Refer to the implementation in arch/x86/kernel/sort-init.c which is
heavily borrowed from the existing IOMMU run time sort we do to handle
the run time dependencies there. The reason we can't share sort between
x86 and IOMMU is the structs vary slightly, so the structs are of
different size and the semantics may end up being very different. Lastly
if a bug in sort / semantics in IOMMU we could end up regressing x86
init as well. We can't possibly assume we can share the same semantics
across the board for all users of linker tables. In this case its best to
just keep these linker tables separately and enable their own semantics to
be defined independently.

> > A cheesy way to implement a cheesy graph is to then use the same callback
> > as a pointer for dependency, so that if a feature depends on another, both
> > are on the same order level, and if they have a run time dependency
> > annotation, they can further annotate this relationship by having the
> > thing that depends, set its depends pointer to refer to the other
> > feature's detect callback.
> >
> > This is borrowed from the IOMMU init code in the kernel. Same logic.
> > Only thing is we also get link order support too. Link order semantics
> > and logic should suffice for most things, but not all as with the IOMMU
> > init stuff.
>
> But this doesn't work at all if .detect isn't set.

I've changed the semantics for x86. So for x86 this is optional, if
detect is null we ignore it. Likewise if depend is null, we ignore it
for sorting purposes.

> >> And what happens if the depend-implied order is
> >> inconsistent with order_level.
> >
> > Ah -- that's what I was trying to explain above in the comment
> > about inconsistent state -- a run time check *after* we do run
> > time sorting goes through and checks for sanity.
> >
> > All this is a light weight feature graph, if you will, other
> > folks are working on different solutions for this and while
> > I have considered sharing a solution for early init code this
> > seems a bit more ideal for now. Later in the future though we
> > should probably get together and talk about a proper feature
> > graph, with more consistent checks, etc. Its another reason
> > why I am also curious to see a SAT solver at run time in the
> > future, but this is super long term [0]...
> >
> > [0] http://kernelnewbies.org/KernelProjects/kconfig-sat
> >
> >> I would hope that order_level breaks ties in the topological sort and
> >> that there's a bit fat warning if the order_level ordering is
> >> inconsistent with the topological ordering. Preferably the warning
> >> would be at build time, in which case it could be an error.
> >
> > Order level will always be respected at link time. The depend
> > and detect thing are heuristics used at run time and since
> > it depends on run time state we can't do this at build time.
> > The big fat hairy nasty warning is there though. Curious
> > enough I ended up finding out that the sanity check for
> > IOMMU was intended to only be run at debug time but the
> > debug thing was *always* set to true, so we've been running
> > the sanity checker in the kernel for ages. Its why I also
> > feel a bit more comfortable in keeping it live and matching
> > more close to its implementation. I've gone to pains to
> > build off of the IOMMU init solution and simply extend
> > on the semantics there. Turns out there was much room for
> > enhancements. All the fine tuning are documented in the
> > userspace tree.
>
> So is this what you're saying:
>
> Callbacks are called in an order consistent with the dependencies
> specified by @depend.

No, @depend just helps with run time sorting the linker table so things that
need to go first which require run time semantics get tucked in first. This
should help with cruft checks, waiting on dependencies, so it should speed
up the process as well. For this x86 init stuff there will be one callback
per each major x86 init path, we'll start off with x86_init_fn_early_init()
which is the earliest we can get the subarch.

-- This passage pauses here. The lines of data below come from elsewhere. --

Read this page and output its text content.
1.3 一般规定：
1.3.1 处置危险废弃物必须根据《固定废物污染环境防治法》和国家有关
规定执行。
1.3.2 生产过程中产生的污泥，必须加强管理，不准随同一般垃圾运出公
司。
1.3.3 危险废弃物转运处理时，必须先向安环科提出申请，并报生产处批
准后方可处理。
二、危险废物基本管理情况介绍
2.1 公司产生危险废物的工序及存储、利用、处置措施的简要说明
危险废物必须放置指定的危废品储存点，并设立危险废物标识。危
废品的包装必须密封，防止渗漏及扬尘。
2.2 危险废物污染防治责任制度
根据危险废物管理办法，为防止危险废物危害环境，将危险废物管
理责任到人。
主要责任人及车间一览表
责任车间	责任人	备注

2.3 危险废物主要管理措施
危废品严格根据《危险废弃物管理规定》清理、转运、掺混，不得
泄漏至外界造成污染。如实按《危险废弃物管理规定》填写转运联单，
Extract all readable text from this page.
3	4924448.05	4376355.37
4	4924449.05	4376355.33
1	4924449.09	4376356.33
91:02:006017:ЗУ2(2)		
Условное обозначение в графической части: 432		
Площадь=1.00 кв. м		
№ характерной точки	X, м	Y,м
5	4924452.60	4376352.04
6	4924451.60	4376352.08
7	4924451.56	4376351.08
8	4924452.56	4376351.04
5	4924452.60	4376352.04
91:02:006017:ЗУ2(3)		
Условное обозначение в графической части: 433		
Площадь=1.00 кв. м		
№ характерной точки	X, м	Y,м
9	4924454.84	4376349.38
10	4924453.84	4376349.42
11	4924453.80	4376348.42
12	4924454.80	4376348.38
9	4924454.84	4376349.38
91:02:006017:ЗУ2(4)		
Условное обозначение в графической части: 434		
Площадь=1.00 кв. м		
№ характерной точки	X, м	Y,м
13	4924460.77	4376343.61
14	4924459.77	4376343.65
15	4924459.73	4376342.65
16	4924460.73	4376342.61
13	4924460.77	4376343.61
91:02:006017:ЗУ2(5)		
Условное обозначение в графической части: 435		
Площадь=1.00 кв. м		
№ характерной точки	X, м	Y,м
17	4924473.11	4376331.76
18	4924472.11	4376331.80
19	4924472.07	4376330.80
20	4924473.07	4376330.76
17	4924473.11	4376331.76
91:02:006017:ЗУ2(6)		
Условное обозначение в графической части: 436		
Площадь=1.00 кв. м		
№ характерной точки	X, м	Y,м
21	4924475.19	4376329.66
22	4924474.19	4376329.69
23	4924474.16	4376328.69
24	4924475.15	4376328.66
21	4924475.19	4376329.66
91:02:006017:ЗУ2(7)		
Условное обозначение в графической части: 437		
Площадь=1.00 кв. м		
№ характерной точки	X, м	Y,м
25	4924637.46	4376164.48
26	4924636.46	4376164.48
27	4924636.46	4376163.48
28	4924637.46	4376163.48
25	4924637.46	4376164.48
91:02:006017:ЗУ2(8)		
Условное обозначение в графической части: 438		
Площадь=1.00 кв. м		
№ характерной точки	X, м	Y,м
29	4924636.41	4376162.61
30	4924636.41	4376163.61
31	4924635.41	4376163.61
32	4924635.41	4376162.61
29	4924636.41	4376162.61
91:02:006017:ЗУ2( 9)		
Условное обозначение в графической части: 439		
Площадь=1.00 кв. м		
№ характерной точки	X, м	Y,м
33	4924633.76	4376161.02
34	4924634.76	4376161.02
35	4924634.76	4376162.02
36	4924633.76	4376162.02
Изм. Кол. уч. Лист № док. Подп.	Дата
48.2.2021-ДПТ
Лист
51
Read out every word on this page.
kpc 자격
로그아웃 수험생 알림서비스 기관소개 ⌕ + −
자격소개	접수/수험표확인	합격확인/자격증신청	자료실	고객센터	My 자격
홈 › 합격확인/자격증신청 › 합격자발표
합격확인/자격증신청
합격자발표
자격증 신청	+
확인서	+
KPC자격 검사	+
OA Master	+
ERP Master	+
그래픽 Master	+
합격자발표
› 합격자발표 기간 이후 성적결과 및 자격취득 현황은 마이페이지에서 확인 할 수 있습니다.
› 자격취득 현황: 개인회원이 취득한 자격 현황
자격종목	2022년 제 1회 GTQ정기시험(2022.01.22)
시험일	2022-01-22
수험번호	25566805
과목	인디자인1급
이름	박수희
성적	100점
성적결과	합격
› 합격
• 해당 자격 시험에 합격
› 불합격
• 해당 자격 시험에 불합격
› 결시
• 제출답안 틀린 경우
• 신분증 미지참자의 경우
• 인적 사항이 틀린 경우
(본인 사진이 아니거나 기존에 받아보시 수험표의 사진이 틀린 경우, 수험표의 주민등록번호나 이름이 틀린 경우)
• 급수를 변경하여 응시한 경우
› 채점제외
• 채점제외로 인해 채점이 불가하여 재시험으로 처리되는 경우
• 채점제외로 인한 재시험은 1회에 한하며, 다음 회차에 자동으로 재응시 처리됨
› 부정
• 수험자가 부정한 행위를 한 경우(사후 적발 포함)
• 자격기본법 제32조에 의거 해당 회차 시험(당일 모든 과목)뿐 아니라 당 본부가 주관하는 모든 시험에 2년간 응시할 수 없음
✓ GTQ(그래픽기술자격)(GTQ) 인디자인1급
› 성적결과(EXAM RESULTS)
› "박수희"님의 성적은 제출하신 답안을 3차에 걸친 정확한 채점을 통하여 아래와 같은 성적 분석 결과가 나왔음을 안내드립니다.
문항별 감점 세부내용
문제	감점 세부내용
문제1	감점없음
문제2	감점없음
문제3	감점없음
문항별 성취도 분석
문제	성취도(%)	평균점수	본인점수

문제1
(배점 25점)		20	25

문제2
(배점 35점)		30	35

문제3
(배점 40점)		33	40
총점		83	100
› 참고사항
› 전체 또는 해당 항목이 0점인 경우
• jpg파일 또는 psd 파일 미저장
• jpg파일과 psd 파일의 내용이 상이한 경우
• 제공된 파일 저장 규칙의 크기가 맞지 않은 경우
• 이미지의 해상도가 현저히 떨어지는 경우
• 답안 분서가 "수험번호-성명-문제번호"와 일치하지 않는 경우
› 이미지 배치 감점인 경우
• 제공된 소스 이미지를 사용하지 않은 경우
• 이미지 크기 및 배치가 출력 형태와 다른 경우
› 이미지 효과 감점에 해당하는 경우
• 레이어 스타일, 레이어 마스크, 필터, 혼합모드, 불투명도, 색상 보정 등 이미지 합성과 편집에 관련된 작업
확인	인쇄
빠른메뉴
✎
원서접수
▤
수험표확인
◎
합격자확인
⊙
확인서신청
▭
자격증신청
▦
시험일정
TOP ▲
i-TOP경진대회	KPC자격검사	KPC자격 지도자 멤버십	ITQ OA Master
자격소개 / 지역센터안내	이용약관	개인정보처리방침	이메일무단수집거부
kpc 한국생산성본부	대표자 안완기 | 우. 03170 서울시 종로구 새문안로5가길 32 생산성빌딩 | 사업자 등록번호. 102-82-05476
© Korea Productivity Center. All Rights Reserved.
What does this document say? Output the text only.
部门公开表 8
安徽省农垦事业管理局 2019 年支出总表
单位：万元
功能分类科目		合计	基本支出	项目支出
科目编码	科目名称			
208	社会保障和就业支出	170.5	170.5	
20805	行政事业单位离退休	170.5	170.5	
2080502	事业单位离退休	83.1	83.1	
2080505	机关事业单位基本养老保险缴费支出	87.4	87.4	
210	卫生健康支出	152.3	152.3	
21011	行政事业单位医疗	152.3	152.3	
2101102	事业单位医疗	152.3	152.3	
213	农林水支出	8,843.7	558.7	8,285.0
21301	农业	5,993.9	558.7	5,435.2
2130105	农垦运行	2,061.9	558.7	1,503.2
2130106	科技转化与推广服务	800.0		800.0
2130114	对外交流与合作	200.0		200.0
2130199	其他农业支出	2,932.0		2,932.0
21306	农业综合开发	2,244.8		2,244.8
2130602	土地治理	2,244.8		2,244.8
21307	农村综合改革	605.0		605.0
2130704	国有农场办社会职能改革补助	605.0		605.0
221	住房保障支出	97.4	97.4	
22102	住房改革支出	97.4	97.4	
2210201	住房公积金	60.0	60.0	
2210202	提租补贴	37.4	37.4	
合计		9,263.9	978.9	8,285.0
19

> Ties are broken first by @order_level and then
> by linker order.

Right.

> It is an error for an x86_init_fn with lower
> @order_level to depend on an x86_init_fn with higher @order_level.

Right. Another way to say this:

If p @depends on q, q's order level must be <= than p's as it should run first.

Note that technically if we didn't want this check we could remove it,
I tested that it would force the run time sort to then override the
order level, but that make semantics sloppy, so I've pegged this
as a requirement in definition and built in a checker for it. This is
in x86_init_fn_check().

> >> > + * @early_init: required, routine which will run in x86_64_start_reservations()
> >> > + * after we ensure boot_params.hdr.hardware_subarch is accessible and
> >> > + * properly set. Memory is not yet available. This the earliest we can
> >> > + * currently define a common shared callback since all callbacks need to
> >> > + * check for boot_params.hdr.hardware_subarch and this becomes accessible
> >> > + * on x86-64 until after load_idt().
> >>
> >> What's this for? Under what conditions is it called? What order?
> >> Why is it part of x86_init_fn at all?
> >
> > Its one of the reasons we are adding this, callbacks to for features.
> > Its called if the its requirements are met (subarch, and depends).
> > I'll work on extending this to be clearer.
>
> I think this should just be ".callback". Let the context by implied
> by the linker table in which it appears.

The thing is we want to be specific and allow one struct per main
x86 init path major call site, this lets you have one struct for
Kasan for instance, and you have semantics well spelled out.

> >
> >> > + */
> >> > +struct x86_init_fn {
> >> > + __u32 order_level;
> >> > + __u32 supp_hardware_subarch;
> >> > + bool (*detect)(void);
> >> > + bool (*depend)(void);
> >> > + void (*early_init)(void);
> >> > + __u32 flags;
> >> > +};
> >> > +
> >> > +/**
> >> > + * enum x86_init_fn_flags: flags for init sequences
> >> > + *
> >> > + * X86_INIT_FINISH_IF_DETECTED: tells the core that once this init sequence
> >> > + * has completed it can break out of the loop for init sequences on
> >> > + * its own level.
> >>
> >> What does this mean?
> >
> > It borrows the logic from the IOMMU stuff, it enables the core to detect
> > if *any* routine in the linker table has completed we can then now just
> > bail and stop going through the rest of the linker table.
>
> Can you give an example for which this would be used?

I'm going to rip this out.

I know this will be useful but since I can't see anything obvious right now
that simple link order won't address on early boot I'm going to rip this out
in the next series. If we find we may need it later we can consider it later.
Such a sort run time sort thing might prove more useful later in boot where
asynchronous behaviour is more prevalent. Folks working in higher layers
may find more use for it.

Luis